Balatro absolutely rules. And this is coming from someone with abject disdain of poker… Traditional poker hands are your basic tools, but that’s about as far as the connection goes. The rest of Balatro is a wickedly clever, psychedelic, insta-classic roguelike through which you’ll devise cunning ways to break the game. Cards and modifiers are tightly designed, crisply defined and delightfully synergistic. Again, Balatro just rules. Play it.
I really want to like this game. It has a really well defined and executed identity and the overarching gameplay loop is super fun at a high level. What stopped me from having a great time won’t stop everyone: the gunplay and movement is chunky and cumbersome by design - and indeed fits the tone well - but it’s a bit too heavy and laborious for me. Still think it’s a super cool game, but it’s not my preferred feel.
[Early Access] Without taking anything away from Pocketpair, it’s kind of wild that it took this long for someone to pull this off. For everything Palworld may lack in (narrow) originality, it makes up for in execution. It throws down the gauntlet for what a creature collector could be, and somehow blends it with modern genres and sensibilities in a way that, surprisingly… just works? Time will tell if they truly stick the landing over the course of EA, but there’s already enough here for an outrageously fun time.
A space-themed Suika-like, with satisfying, bouncy physics, and a novel way to ease congestion. Simple but cosy, and it’s cool to see something like this made in PICO-8.
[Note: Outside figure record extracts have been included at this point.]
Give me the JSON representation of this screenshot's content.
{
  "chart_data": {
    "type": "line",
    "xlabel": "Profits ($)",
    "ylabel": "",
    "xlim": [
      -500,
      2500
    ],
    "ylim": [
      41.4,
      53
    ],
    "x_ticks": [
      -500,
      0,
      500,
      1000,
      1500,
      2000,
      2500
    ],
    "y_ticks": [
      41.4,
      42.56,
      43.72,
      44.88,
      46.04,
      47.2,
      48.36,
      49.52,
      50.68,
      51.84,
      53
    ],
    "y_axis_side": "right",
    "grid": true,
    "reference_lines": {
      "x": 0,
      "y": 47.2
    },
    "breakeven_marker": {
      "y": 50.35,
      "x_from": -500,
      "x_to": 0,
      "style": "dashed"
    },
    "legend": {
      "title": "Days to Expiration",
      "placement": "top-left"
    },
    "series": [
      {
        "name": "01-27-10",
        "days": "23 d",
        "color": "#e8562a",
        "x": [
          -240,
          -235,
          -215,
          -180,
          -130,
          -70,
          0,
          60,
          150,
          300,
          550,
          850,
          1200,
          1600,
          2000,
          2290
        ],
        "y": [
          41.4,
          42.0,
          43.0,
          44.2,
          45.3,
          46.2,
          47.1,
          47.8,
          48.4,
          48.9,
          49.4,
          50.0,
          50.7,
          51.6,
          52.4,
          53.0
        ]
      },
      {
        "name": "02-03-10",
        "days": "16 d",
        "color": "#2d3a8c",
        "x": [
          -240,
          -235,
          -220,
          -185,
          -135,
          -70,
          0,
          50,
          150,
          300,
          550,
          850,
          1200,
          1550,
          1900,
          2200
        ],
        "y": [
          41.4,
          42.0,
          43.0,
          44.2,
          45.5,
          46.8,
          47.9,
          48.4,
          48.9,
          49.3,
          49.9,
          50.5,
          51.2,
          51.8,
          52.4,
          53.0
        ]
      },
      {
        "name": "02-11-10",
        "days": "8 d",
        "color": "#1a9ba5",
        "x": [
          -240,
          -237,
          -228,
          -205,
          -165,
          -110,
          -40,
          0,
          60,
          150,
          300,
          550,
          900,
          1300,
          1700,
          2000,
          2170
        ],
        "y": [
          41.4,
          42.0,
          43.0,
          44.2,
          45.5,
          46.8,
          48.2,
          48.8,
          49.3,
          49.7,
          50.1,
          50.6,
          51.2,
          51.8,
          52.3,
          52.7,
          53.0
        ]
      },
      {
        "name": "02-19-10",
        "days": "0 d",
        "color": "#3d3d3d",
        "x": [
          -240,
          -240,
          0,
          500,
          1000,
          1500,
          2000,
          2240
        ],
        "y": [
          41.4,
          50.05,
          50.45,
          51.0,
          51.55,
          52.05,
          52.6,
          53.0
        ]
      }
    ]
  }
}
Buckshot Roulette is a stark and bite-sized horror-themed game that echos an essence of 2021’s Inscryption: a unique, gritty industrial vibe in an extremely tense, 15-20 minute package. It doesn’t outstay its welcome in exploring the concept, and is a refreshing little experience overall.
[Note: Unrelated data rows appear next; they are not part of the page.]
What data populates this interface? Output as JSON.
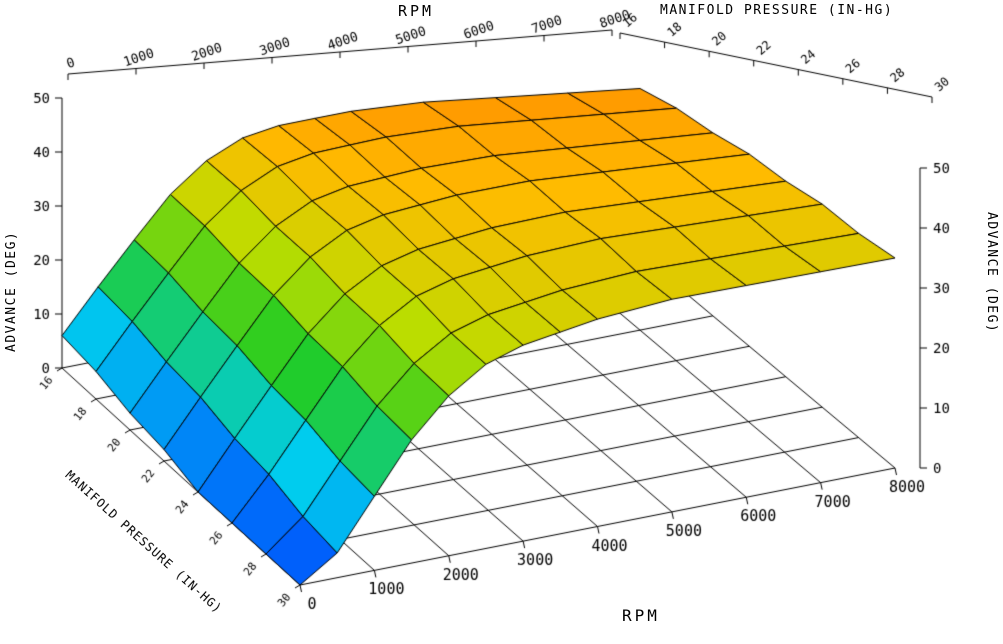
{
  "titles": {
    "top_rpm": "RPM",
    "top_map": "MANIFOLD PRESSURE (IN-HG)",
    "left_z": "ADVANCE (DEG)",
    "right_z": "ADVANCE (DEG)",
    "bottom_rpm": "RPM",
    "bottom_map": "MANIFOLD PRESSURE (IN-HG)"
  },
  "chart_data": {
    "type": "surface",
    "xlabel": "RPM",
    "ylabel": "MANIFOLD PRESSURE (IN-HG)",
    "zlabel": "ADVANCE (DEG)",
    "x": [
      0,
      500,
      1000,
      1500,
      2000,
      2500,
      3000,
      3500,
      4000,
      5000,
      6000,
      7000,
      8000
    ],
    "y": [
      16,
      18,
      20,
      22,
      24,
      26,
      28,
      30
    ],
    "z_values": [
      [
        6,
        14,
        22,
        30,
        36,
        40,
        42,
        43,
        44,
        45,
        45,
        45,
        45
      ],
      [
        5,
        13,
        21,
        29,
        35,
        39,
        41,
        42,
        43,
        44,
        44,
        44,
        44
      ],
      [
        3,
        11,
        19,
        27,
        33,
        37,
        39,
        40,
        41,
        42,
        42,
        42,
        42
      ],
      [
        2,
        10,
        18,
        26,
        32,
        36,
        38,
        39,
        40,
        41,
        41,
        41,
        41
      ],
      [
        0,
        8,
        16,
        24,
        30,
        34,
        36,
        37,
        38,
        39,
        39,
        39,
        39
      ],
      [
        0,
        7,
        15,
        23,
        29,
        33,
        35,
        36,
        37,
        38,
        38,
        38,
        38
      ],
      [
        0,
        5,
        13,
        21,
        27,
        31,
        33,
        34,
        35,
        36,
        36,
        36,
        36
      ],
      [
        0,
        4,
        12,
        20,
        26,
        30,
        32,
        33,
        34,
        35,
        35,
        35,
        35
      ]
    ],
    "x_ticks": [
      0,
      1000,
      2000,
      3000,
      4000,
      5000,
      6000,
      7000,
      8000
    ],
    "y_ticks": [
      16,
      18,
      20,
      22,
      24,
      26,
      28,
      30
    ],
    "z_ticks": [
      0,
      10,
      20,
      30,
      40,
      50
    ],
    "x_range": [
      0,
      8000
    ],
    "y_range": [
      16,
      30
    ],
    "z_range": [
      0,
      50
    ],
    "grid": true,
    "legend": "none",
    "background": "#ffffff",
    "mesh_color": "#000000",
    "axis_color": "#000000",
    "colormap": [
      "#0040ff",
      "#00ccee",
      "#22cc22",
      "#bbdd00",
      "#ffbb00",
      "#ff7700"
    ]
  }
}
Shamelessly combining Hades, Vampire Survivors and Diablo, Death Must Die is a bullet-heaven wherein you pick perks from (even hornier) gods, collect items and survive increasing hordes of baddies as you attempt to break the game and become OP. The inspiration verges on derivative, but it’s a compelling combination with enough new ideas to make for fun results. Give it a go.
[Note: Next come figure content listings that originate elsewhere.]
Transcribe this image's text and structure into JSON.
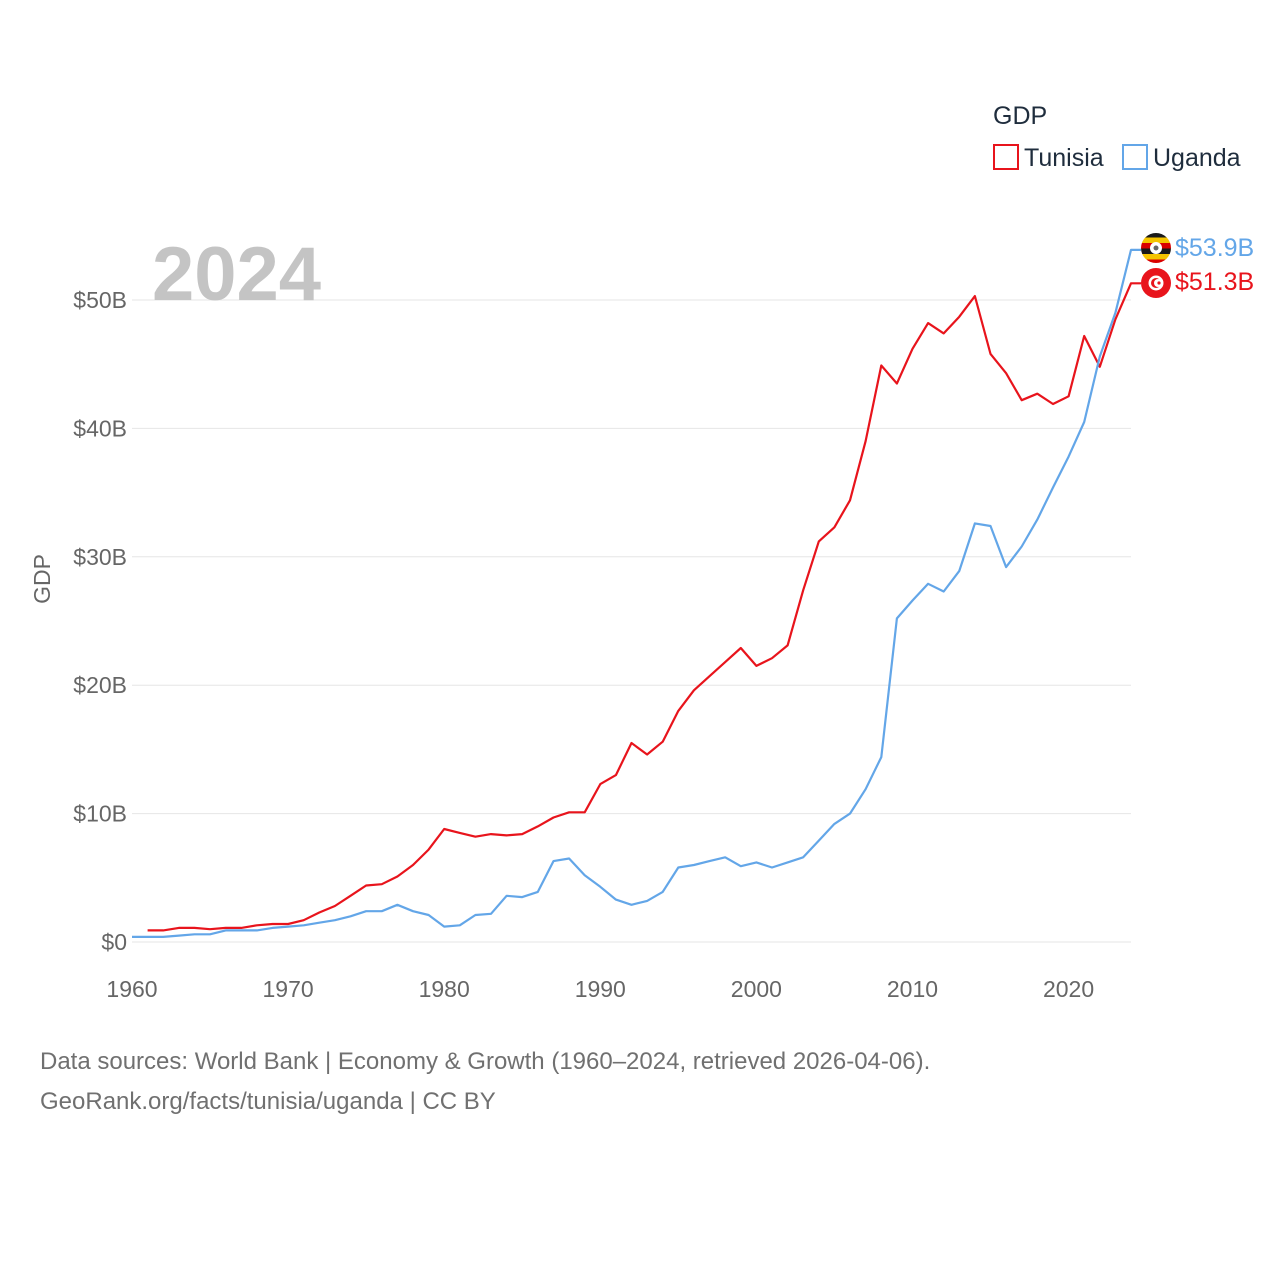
{
  "chart_data": {
    "type": "line",
    "title": "",
    "ylabel": "GDP",
    "xlabel": "",
    "year_label": "2024",
    "legend": {
      "title": "GDP",
      "position": "top-right"
    },
    "xlim": [
      1960,
      2024
    ],
    "ylim": [
      0,
      55
    ],
    "x_ticks": [
      1960,
      1970,
      1980,
      1990,
      2000,
      2010,
      2020
    ],
    "x_tick_labels": [
      "1960",
      "1970",
      "1980",
      "1990",
      "2000",
      "2010",
      "2020"
    ],
    "y_ticks": [
      0,
      10,
      20,
      30,
      40,
      50
    ],
    "y_tick_labels": [
      "$0",
      "$10B",
      "$20B",
      "$30B",
      "$40B",
      "$50B"
    ],
    "units": "billion USD",
    "series": [
      {
        "name": "Tunisia",
        "color": "#e8141c",
        "end_label": "$51.3B",
        "flag": "tunisia-flag",
        "x": [
          1961,
          1962,
          1963,
          1964,
          1965,
          1966,
          1967,
          1968,
          1969,
          1970,
          1971,
          1972,
          1973,
          1974,
          1975,
          1976,
          1977,
          1978,
          1979,
          1980,
          1981,
          1982,
          1983,
          1984,
          1985,
          1986,
          1987,
          1988,
          1989,
          1990,
          1991,
          1992,
          1993,
          1994,
          1995,
          1996,
          1997,
          1998,
          1999,
          2000,
          2001,
          2002,
          2003,
          2004,
          2005,
          2006,
          2007,
          2008,
          2009,
          2010,
          2011,
          2012,
          2013,
          2014,
          2015,
          2016,
          2017,
          2018,
          2019,
          2020,
          2021,
          2022,
          2023,
          2024
        ],
        "values": [
          0.9,
          0.9,
          1.1,
          1.1,
          1.0,
          1.1,
          1.1,
          1.3,
          1.4,
          1.4,
          1.7,
          2.3,
          2.8,
          3.6,
          4.4,
          4.5,
          5.1,
          6.0,
          7.2,
          8.8,
          8.5,
          8.2,
          8.4,
          8.3,
          8.4,
          9.0,
          9.7,
          10.1,
          10.1,
          12.3,
          13.0,
          15.5,
          14.6,
          15.6,
          18.0,
          19.6,
          20.7,
          21.8,
          22.9,
          21.5,
          22.1,
          23.1,
          27.4,
          31.2,
          32.3,
          34.4,
          39.0,
          44.9,
          43.5,
          46.2,
          48.2,
          47.4,
          48.7,
          50.3,
          45.8,
          44.3,
          42.2,
          42.7,
          41.9,
          42.5,
          47.2,
          44.8,
          48.5,
          51.3
        ]
      },
      {
        "name": "Uganda",
        "color": "#63a6e8",
        "end_label": "$53.9B",
        "flag": "uganda-flag",
        "x": [
          1960,
          1961,
          1962,
          1963,
          1964,
          1965,
          1966,
          1967,
          1968,
          1969,
          1970,
          1971,
          1972,
          1973,
          1974,
          1975,
          1976,
          1977,
          1978,
          1979,
          1980,
          1981,
          1982,
          1983,
          1984,
          1985,
          1986,
          1987,
          1988,
          1989,
          1990,
          1991,
          1992,
          1993,
          1994,
          1995,
          1996,
          1997,
          1998,
          1999,
          2000,
          2001,
          2002,
          2003,
          2004,
          2005,
          2006,
          2007,
          2008,
          2009,
          2010,
          2011,
          2012,
          2013,
          2014,
          2015,
          2016,
          2017,
          2018,
          2019,
          2020,
          2021,
          2022,
          2023,
          2024
        ],
        "values": [
          0.4,
          0.4,
          0.4,
          0.5,
          0.6,
          0.6,
          0.9,
          0.9,
          0.9,
          1.1,
          1.2,
          1.3,
          1.5,
          1.7,
          2.0,
          2.4,
          2.4,
          2.9,
          2.4,
          2.1,
          1.2,
          1.3,
          2.1,
          2.2,
          3.6,
          3.5,
          3.9,
          6.3,
          6.5,
          5.2,
          4.3,
          3.3,
          2.9,
          3.2,
          3.9,
          5.8,
          6.0,
          6.3,
          6.6,
          5.9,
          6.2,
          5.8,
          6.2,
          6.6,
          7.9,
          9.2,
          10.0,
          11.9,
          14.4,
          25.2,
          26.6,
          27.9,
          27.3,
          28.9,
          32.6,
          32.4,
          29.2,
          30.8,
          32.9,
          35.4,
          37.8,
          40.5,
          45.6,
          49.0,
          53.9
        ]
      }
    ]
  },
  "footer": {
    "line1": "Data sources: World Bank | Economy & Growth (1960–2024, retrieved 2026-04-06).",
    "line2": "GeoRank.org/facts/tunisia/uganda | CC BY"
  }
}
Really fresh and interesting take on incremental games with a delightful aesthetic and charm all the way down to the tooltips. Compelling upgrades, addictive progression, great art and music. If you’re at all into incremental stuff - just get it.
Epic continues to push the Fortnite-as-a-platform strat. Understandably not as deep as LEGO Fortnite, but a fun little racing game with a big emphasis on drifting and obstacles reminiscent of Mario Kart, and wild courses à la Trackmania. Be prepared to feel like Schumacher as you first place Bronze and Silver ranks only to be met with your first decent human opponents and summarily crushed. Fun though!
What I thought would be a quick, relatively low-effort brand collaboration turns out to be a remarkably fleshed out exploration/building/survival game with an incredible level of polish. A bit of Minecraft, a tiny bit of Animal Crossing, and even rolling in combat - sooo, we’re a soulslike now? Fun game, and the fact that Epic remade over 1,200 skins to suit the LEGO-verse is crazy in itself.